In and of itself, it was mildly interesting, possibly only for historical reasons in a 'gee, those Greeks sure were odd,' kind of way. What lies behind it, though, is rather more compelling and frankly has been worrying at the ankle of my consciousness all week, like a rabid terrier.
You see, here's the deal; when you start to look at the abstract concepts behind mathematical principles, even simple ones, you step off the real world into one that is no longer founded in the physical bounds of our fleshy perceptions. The laws that define the relationships between the sides of right-angled triangle aren't empirical in nature, they aren't based upon observing right angles triangles laying around the streets or hanging from apple trees. Indeed, there are no absolute, perfect examples of right-angled triangles, anywhere to be found. The real world is just too messy and imprecise for such things. And yet.. the underlying laws are quite real and do tell you about the way right-angled triangles should behave. (If you can't get your triangles to behave, I'd forget about training that 150 lb Doberman.)
The abstract, non-physical world of mathematics bears directly on the real world; even though it has no direct analogue. What is more, the nature of mathematical insight can often precede any apparent application or mirror in the real world. A mathematical construct which appears delightfully whimsical to a seventeenth century mathematician might describe precisely the behavior of sub-atomic particles discovered four hundred years later. What does this tell us? Well, that there are immutable principles underlying our universe. But why? Why should a purely mental exercise of applying logic to abstract concept have any bearing on nature?
The truth, as they say in the X-Files, is out there. What is fascinating is the appearance of order to the universe. Although reality in all its violent, chaotic and course unpredictability, never conforms to individual instances of predicted, precise behavior, it seems that it is nevertheless true that there is an underlying ghost of mathematical perfection built into the very fabric of time and space. We are all imperfect examples of perfect math.

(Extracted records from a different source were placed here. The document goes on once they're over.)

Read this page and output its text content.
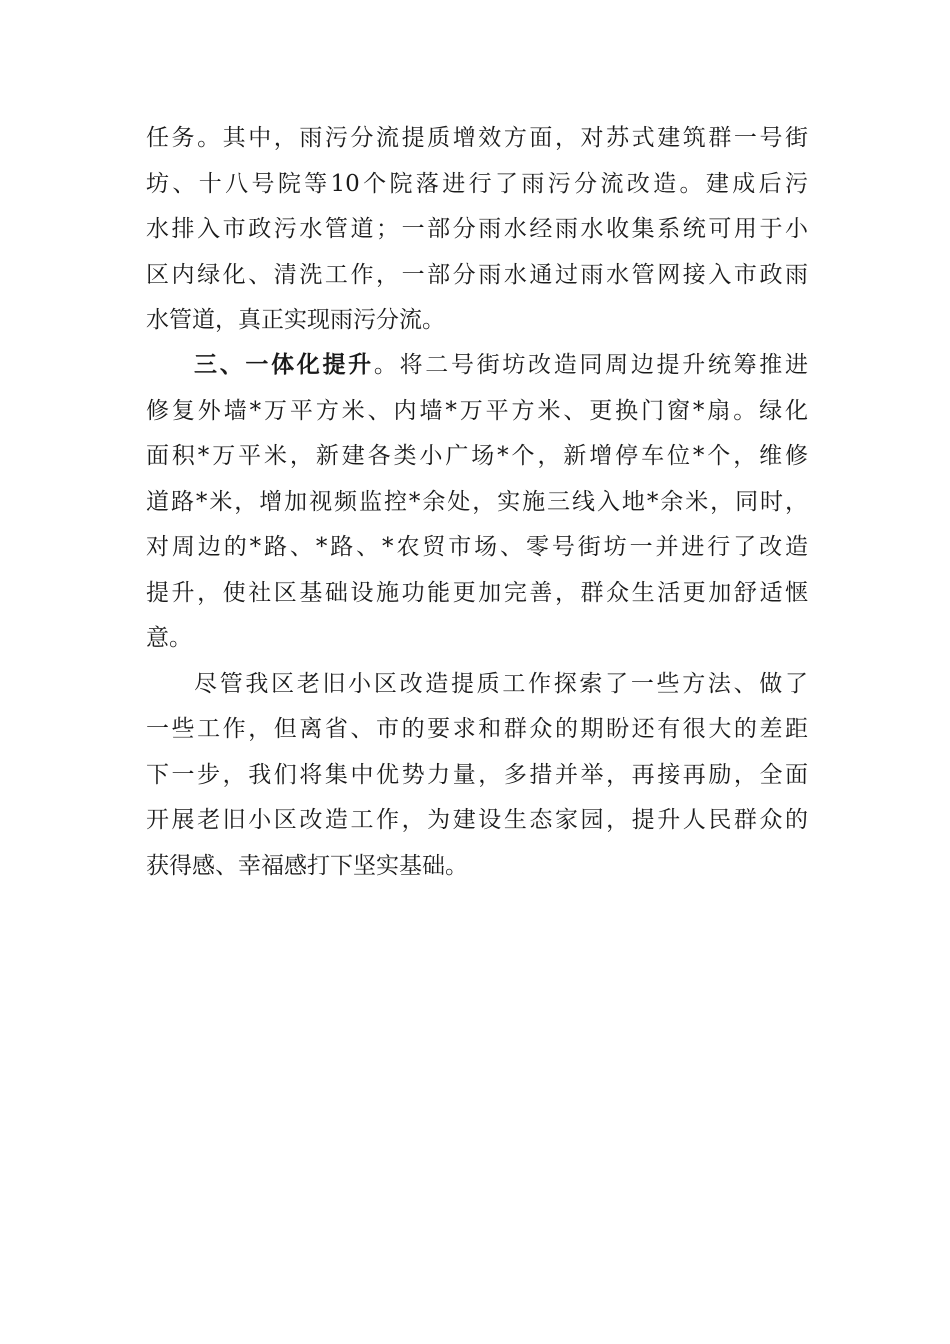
任务。其中，雨污分流提质增效方面，对苏式建筑群一号街
坊、十八号院等10个院落进行了雨污分流改造。建成后污
水排入市政污水管道；一部分雨水经雨水收集系统可用于小
区内绿化、清洗工作，一部分雨水通过雨水管网接入市政雨
水管道，真正实现雨污分流。
三、一体化提升。将二号街坊改造同周边提升统筹推进
修复外墙*万平方米、内墙*万平方米、更换门窗*扇。绿化
面积*万平米，新建各类小广场*个，新增停车位*个，维修
道路*米，增加视频监控*余处，实施三线入地*余米，同时，
对周边的*路、*路、*农贸市场、零号街坊一并进行了改造
提升，使社区基础设施功能更加完善，群众生活更加舒适惬
意。
尽管我区老旧小区改造提质工作探索了一些方法、做了
一些工作，但离省、市的要求和群众的期盼还有很大的差距
下一步，我们将集中优势力量，多措并举，再接再励，全面
开展老旧小区改造工作，为建设生态家园，提升人民群众的
获得感、幸福感打下坚实基础。
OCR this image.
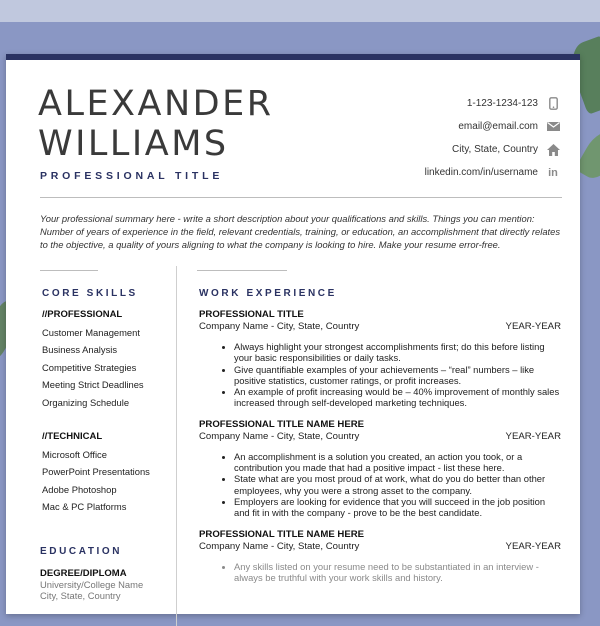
ALEXANDER
WILLIAMS
PROFESSIONAL TITLE
1-123-1234-123
email@email.com
City, State, Country
linkedin.com/in/username in

Your professional summary here - write a short description about your qualifications and skills. Things you can mention: Number of years of experience in the field, relevant credentials, training, or education, an accomplishment that directly relates to the objective, a quality of yours aligning to what the company is looking to hire. Make your resume error-free.

CORE SKILLS
//PROFESSIONAL
Customer Management
Business Analysis
Competitive Strategies
Meeting Strict Deadlines
Organizing Schedule
//TECHNICAL
Microsoft Office
PowerPoint Presentations
Adobe Photoshop
Mac & PC Platforms
EDUCATION
DEGREE/DIPLOMA
University/College Name
City, State, Country
WORK EXPERIENCE
PROFESSIONAL TITLE
Company Name - City, State, Country	YEAR-YEAR
• Always highlight your strongest accomplishments first; do this before listing your basic responsibilities or daily tasks.
• Give quantifiable examples of your achievements – “real” numbers – like positive statistics, customer ratings, or profit increases.
• An example of profit increasing would be – 40% improvement of monthly sales increased through self-developed marketing techniques.
PROFESSIONAL TITLE NAME HERE
Company Name - City, State, Country	YEAR-YEAR
• An accomplishment is a solution you created, an action you took, or a contribution you made that had a positive impact - list these here.
• State what are you most proud of at work, what do you do better than other employees, why you were a strong asset to the company.
• Employers are looking for evidence that you will succeed in the job position and fit in with the company - prove to be the best candidate.
PROFESSIONAL TITLE NAME HERE
Company Name - City, State, Country	YEAR-YEAR
• Any skills listed on your resume need to be substantiated in an interview - always be truthful with your work skills and history.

Perhaps the answer is that the very stuff of thought itself is shaped by the exact same mathematical laws that bound our universe. We have a system of thought, and therefore mathematics, that is based upon the same natural laws that drive galaxies and hummingbirds. It would, in that sense, not be possible for us to conceive of mathematics that do not reflect the very structure of our brains, of the processes that we call thought. And these structures, evolved to exist in this universe, are built with the same tools available to all matter and energy. It would therefore not be possible to develop thought patterns not consistent with the universe in which we exist.
Perhaps there is some deeper truth, or perhaps this is all a self-evident rat-hole of wooly thinking. It's hard to tell. But then, I'm trapped inside the end result of the processes I'm trying to measure, and frankly, I think that's a good excuse for a lack of objectivity. Any lack of clarity I blame on too much Pepsi and too many English Hamburgers.